Her eyes narrowed. She looked across at him.

‘If you are here long, somebody will tell you of the English swimmer who was drowned at the foot of this cliff. They will tell you how young and strong he was, how handsome, and they will tell you that his young wife looked down from the top of the cliff and saw him drowning.’

‘Yes, I have already heard that story.’

‘That man was my husband. This was his villa. He brought me out here with him when I was eighteen, and a year later he died – driven by the surf on the black rocks, cut and bruised and mutilated, battered to death.’

Mr Satterthwaite gave a shocked exclamation. She leant forward, her burning eyes focused on his face.

‘You spoke of tragedy. Can you imagine a greater tragedy than that? For a young wife, only a year married, to stand helpless while the man she loved fought for his life – and lost it – horribly.’

‘Terrible,’ said Mr Satterthwaite. He spoke with real emotion. ‘Terrible. I agree with you. Nothing in life could be so dreadful.’

Suddenly she laughed. Her head went back.

‘You are wrong,’ she said. ‘There is something more terrible. And that is for a young wife to stand there and hope and long for her husband to drown …’
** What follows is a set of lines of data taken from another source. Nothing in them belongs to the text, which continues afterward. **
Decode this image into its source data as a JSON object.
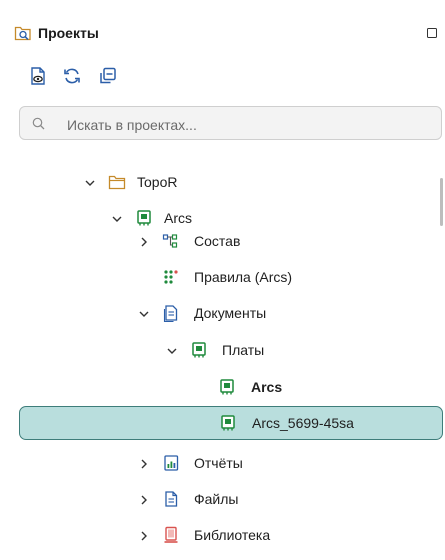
{
  "panel": {
    "title": "Проекты",
    "icon": "projects-search-icon",
    "maximize_icon": "maximize-icon"
  },
  "toolbar": [
    {
      "name": "show-icon"
    },
    {
      "name": "refresh-icon"
    },
    {
      "name": "collapse-all-icon"
    }
  ],
  "search": {
    "placeholder": "Искать в проектах...",
    "value": ""
  },
  "tree": [
    {
      "label": "TopoR",
      "icon": "folder-icon",
      "chevron": "expanded"
    },
    {
      "label": "Arcs",
      "icon": "board-icon",
      "chevron": "expanded"
    },
    {
      "label": "Состав",
      "icon": "structure-icon",
      "chevron": "collapsed"
    },
    {
      "label": "Правила (Arcs)",
      "icon": "rules-icon",
      "chevron": "none"
    },
    {
      "label": "Документы",
      "icon": "documents-icon",
      "chevron": "expanded"
    },
    {
      "label": "Платы",
      "icon": "boards-icon",
      "chevron": "expanded"
    },
    {
      "label": "Arcs",
      "icon": "board-icon",
      "chevron": "none",
      "bold": true
    },
    {
      "label": "Arcs_5699-45sa",
      "icon": "board-icon",
      "chevron": "none",
      "selected": true
    },
    {
      "label": "Отчёты",
      "icon": "reports-icon",
      "chevron": "collapsed"
    },
    {
      "label": "Файлы",
      "icon": "files-icon",
      "chevron": "collapsed"
    },
    {
      "label": "Библиотека",
      "icon": "library-icon",
      "chevron": "collapsed"
    }
  ],
  "colors": {
    "accent_green": "#1f8a3c",
    "folder_orange": "#c58a2a",
    "selection_bg": "#b9dedd",
    "selection_border": "#3e7d7a",
    "library_red": "#d9534f"
  }
}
‘But good God,’ cried Mr Satterthwaite, ‘you don’t mean –?’

‘Yes, I do. That’s what it was really. I knelt there – knelt down on the cliff and prayed. The Spanish servants thought I was praying for his life to be saved. I wasn’t. I was praying that I might wish him to be spared. I was saying one thing over and over again, “God, help me not to wish him dead. God, help me not to wish him dead.” But it wasn’t any good. All the time I hoped – hoped – and my hope came true.’
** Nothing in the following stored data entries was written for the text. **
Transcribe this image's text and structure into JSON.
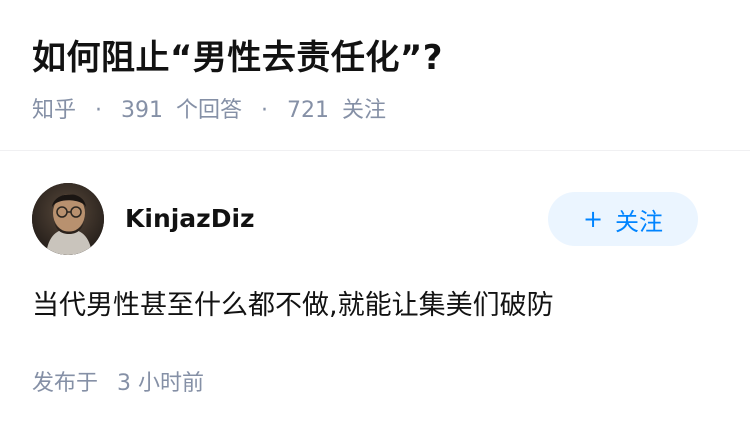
{
  "question": {
    "title": "如何阻止“男性去责任化”?",
    "source": "知乎",
    "separator": "·",
    "answer_count": "391",
    "answer_label": "个回答",
    "follower_count": "721",
    "follower_label": "关注"
  },
  "author": {
    "name": "KinjazDiz",
    "avatar_icon": "avatar-photo",
    "follow_icon": "plus-icon",
    "follow_plus": "+",
    "follow_label": "关注"
  },
  "answer": {
    "content": "当代男性甚至什么都不做,就能让集美们破防",
    "published_prefix": "发布于",
    "published_time": "3 小时前"
  },
  "colors": {
    "title": "#121212",
    "meta": "#8590a6",
    "accent": "#0084ff",
    "follow_button_bg": "#ebf5ff"
  }
}
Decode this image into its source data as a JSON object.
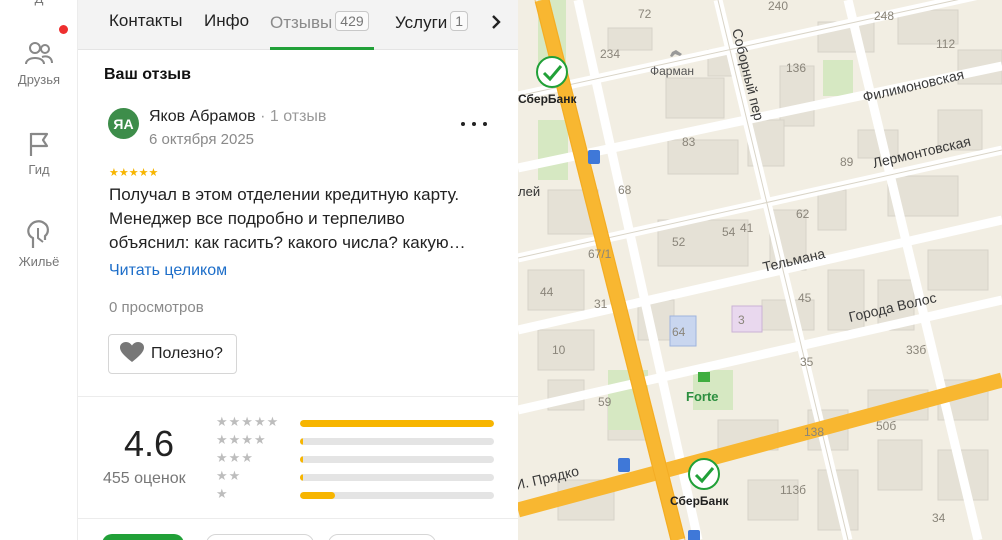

She was silent for a minute or two and then she said very gently in quite a different voice:

‘That is a terrible thing, isn’t it? It’s the sort of thing one can’t forget. I was terribly happy when I knew he was really dead and couldn’t come back to torture me any more.’

‘My child,’ said Mr Satterthwaite, shocked.
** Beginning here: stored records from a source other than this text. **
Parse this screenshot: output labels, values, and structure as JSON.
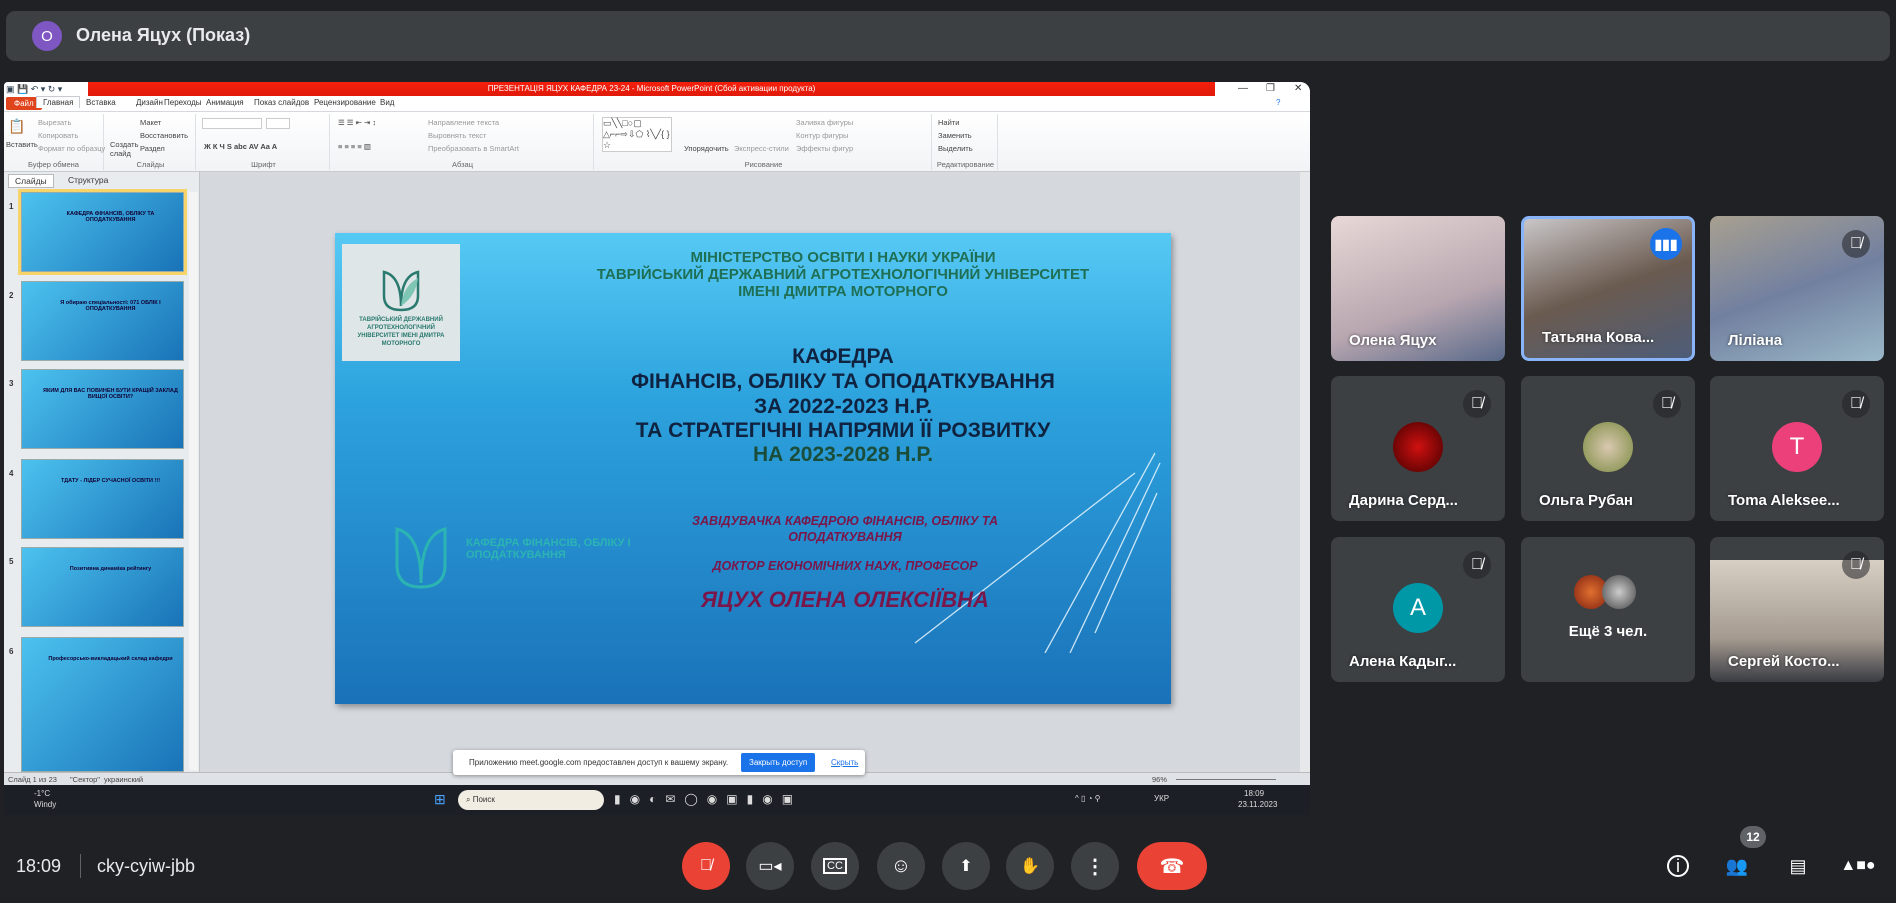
{
  "meet": {
    "presenter_initial": "О",
    "presenter_title": "Олена Яцух (Показ)",
    "time": "18:09",
    "meeting_code": "cky-cyiw-jbb",
    "participants_count": "12",
    "tiles": [
      {
        "name": "Олена Яцух",
        "type": "video",
        "muted": false
      },
      {
        "name": "Татьяна Кова...",
        "type": "video",
        "speaking": true
      },
      {
        "name": "Ліліана",
        "type": "video",
        "muted": true
      },
      {
        "name": "Дарина Серд...",
        "type": "avatar-photo",
        "muted": true
      },
      {
        "name": "Ольга Рубан",
        "type": "avatar-photo",
        "muted": true
      },
      {
        "name": "Toma Aleksee...",
        "type": "initial",
        "initial": "T",
        "color": "#ec407a",
        "muted": true
      },
      {
        "name": "Алена Кадыг...",
        "type": "initial",
        "initial": "A",
        "color": "#0097a7",
        "muted": true
      },
      {
        "name": "Ещё 3 чел.",
        "type": "more"
      },
      {
        "name": "Сергей Косто...",
        "type": "video",
        "muted": true
      }
    ]
  },
  "ppt": {
    "window_title": "ПРЕЗЕНТАЦІЯ ЯЦУХ КАФЕДРА 23-24  -  Microsoft PowerPoint (Сбой активации продукта)",
    "tabs": [
      "Файл",
      "Главная",
      "Вставка",
      "Дизайн",
      "Переходы",
      "Анимация",
      "Показ слайдов",
      "Рецензирование",
      "Вид"
    ],
    "ribbon": {
      "clipboard": {
        "paste": "Вставить",
        "cut": "Вырезать",
        "copy": "Копировать",
        "format": "Формат по образцу",
        "label": "Буфер обмена"
      },
      "slides": {
        "new": "Создать слайд",
        "layout": "Макет",
        "reset": "Восстановить",
        "section": "Раздел",
        "label": "Слайды"
      },
      "font": {
        "label": "Шрифт"
      },
      "paragraph": {
        "dir": "Направление текста",
        "align": "Выровнять текст",
        "smartart": "Преобразовать в SmartArt",
        "label": "Абзац"
      },
      "drawing": {
        "arrange": "Упорядочить",
        "styles": "Экспресс-стили",
        "fill": "Заливка фигуры",
        "outline": "Контур фигуры",
        "effects": "Эффекты фигур",
        "label": "Рисование"
      },
      "editing": {
        "find": "Найти",
        "replace": "Заменить",
        "select": "Выделить",
        "label": "Редактирование"
      }
    },
    "panel_tabs": [
      "Слайды",
      "Структура"
    ],
    "thumbs": [
      {
        "n": "1",
        "text": "КАФЕДРА ФІНАНСІВ, ОБЛІКУ ТА ОПОДАТКУВАННЯ"
      },
      {
        "n": "2",
        "text": "Я обираю спеціальності: 071 ОБЛІК І ОПОДАТКУВАННЯ"
      },
      {
        "n": "3",
        "text": "ЯКИМ ДЛЯ ВАС ПОВИНЕН БУТИ КРАЩІЙ ЗАКЛАД ВИЩОЇ ОСВІТИ?"
      },
      {
        "n": "4",
        "text": "ТДАТУ - ЛІДЕР СУЧАСНОЇ ОСВІТИ !!!"
      },
      {
        "n": "5",
        "text": "Позитивна динаміка рейтингу"
      },
      {
        "n": "6",
        "text": "Професорсько-викладацький склад кафедри"
      }
    ],
    "slide": {
      "ministry": [
        "МІНІСТЕРСТВО ОСВІТИ І НАУКИ УКРАЇНИ",
        "ТАВРІЙСЬКИЙ ДЕРЖАВНИЙ АГРОТЕХНОЛОГІЧНИЙ УНІВЕРСИТЕТ",
        "ІМЕНІ ДМИТРА МОТОРНОГО"
      ],
      "logo_text": "ТАВРІЙСЬКИЙ ДЕРЖАВНИЙ АГРОТЕХНОЛОГІЧНИЙ УНІВЕРСИТЕТ ІМЕНІ ДМИТРА МОТОРНОГО",
      "title": [
        "КАФЕДРА",
        "ФІНАНСІВ, ОБЛІКУ ТА ОПОДАТКУВАННЯ",
        "ЗА 2022-2023 Н.Р.",
        "ТА СТРАТЕГІЧНІ НАПРЯМИ ЇЇ РОЗВИТКУ",
        "НА 2023-2028 Н.Р."
      ],
      "dept_logo": "КАФЕДРА ФІНАНСІВ, ОБЛІКУ І ОПОДАТКУВАННЯ",
      "head_role": "ЗАВІДУВАЧКА КАФЕДРОЮ ФІНАНСІВ, ОБЛІКУ ТА ОПОДАТКУВАННЯ",
      "degree": "ДОКТОР ЕКОНОМІЧНИХ НАУК, ПРОФЕСОР",
      "name": "ЯЦУХ ОЛЕНА ОЛЕКСІЇВНА"
    },
    "status": {
      "slide": "Слайд 1 из 23",
      "theme": "\"Сектор\"",
      "lang": "украинский",
      "zoom": "96%"
    },
    "notification": {
      "text": "Приложению meet.google.com предоставлен доступ к вашему экрану.",
      "stop": "Закрыть доступ",
      "hide": "Скрыть"
    },
    "taskbar": {
      "temp": "-1°C",
      "weather": "Windy",
      "search": "Поиск",
      "lang": "УКР",
      "time": "18:09",
      "date": "23.11.2023"
    }
  }
}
‘I know. I was too young to have that happen to me. Those things should happen to one when one is older – when one is more prepared for – for beastliness. Nobody knew, you know, what he was really like. I thought he was wonderful when I first met him and was so happy and proud when he asked me to marry him. But things went wrong almost at once. He was angry with me – nothing I could do pleased him – and yet I tried so hard. And then he began to like hurting me. And above all to terrify me. That’s what he enjoyed most. He thought out all sorts of things … dreadful things. I won’t tell you. I suppose, really, he must have been a little mad. I was alone here, in his power, and cruelty began to be his hobby.’ Her eyes widened and darkened. ‘The worst was my baby. I was going to have a baby. Because of some of the things he did to me – it was born dead. My little baby. I nearly died, too – but I didn’t. I wish I had.’

Mr Satterthwaite made an inarticulate sound.

‘And then I was delivered – in the way I’ve told you. Some girls who were staying at the hotel dared him. That’s how it happened. All the Spaniards told him it was madness to risk the sea just there. But he was very vain – he wanted to show off. And I – I saw him drown – and was glad. God oughtn’t to let such things happen.’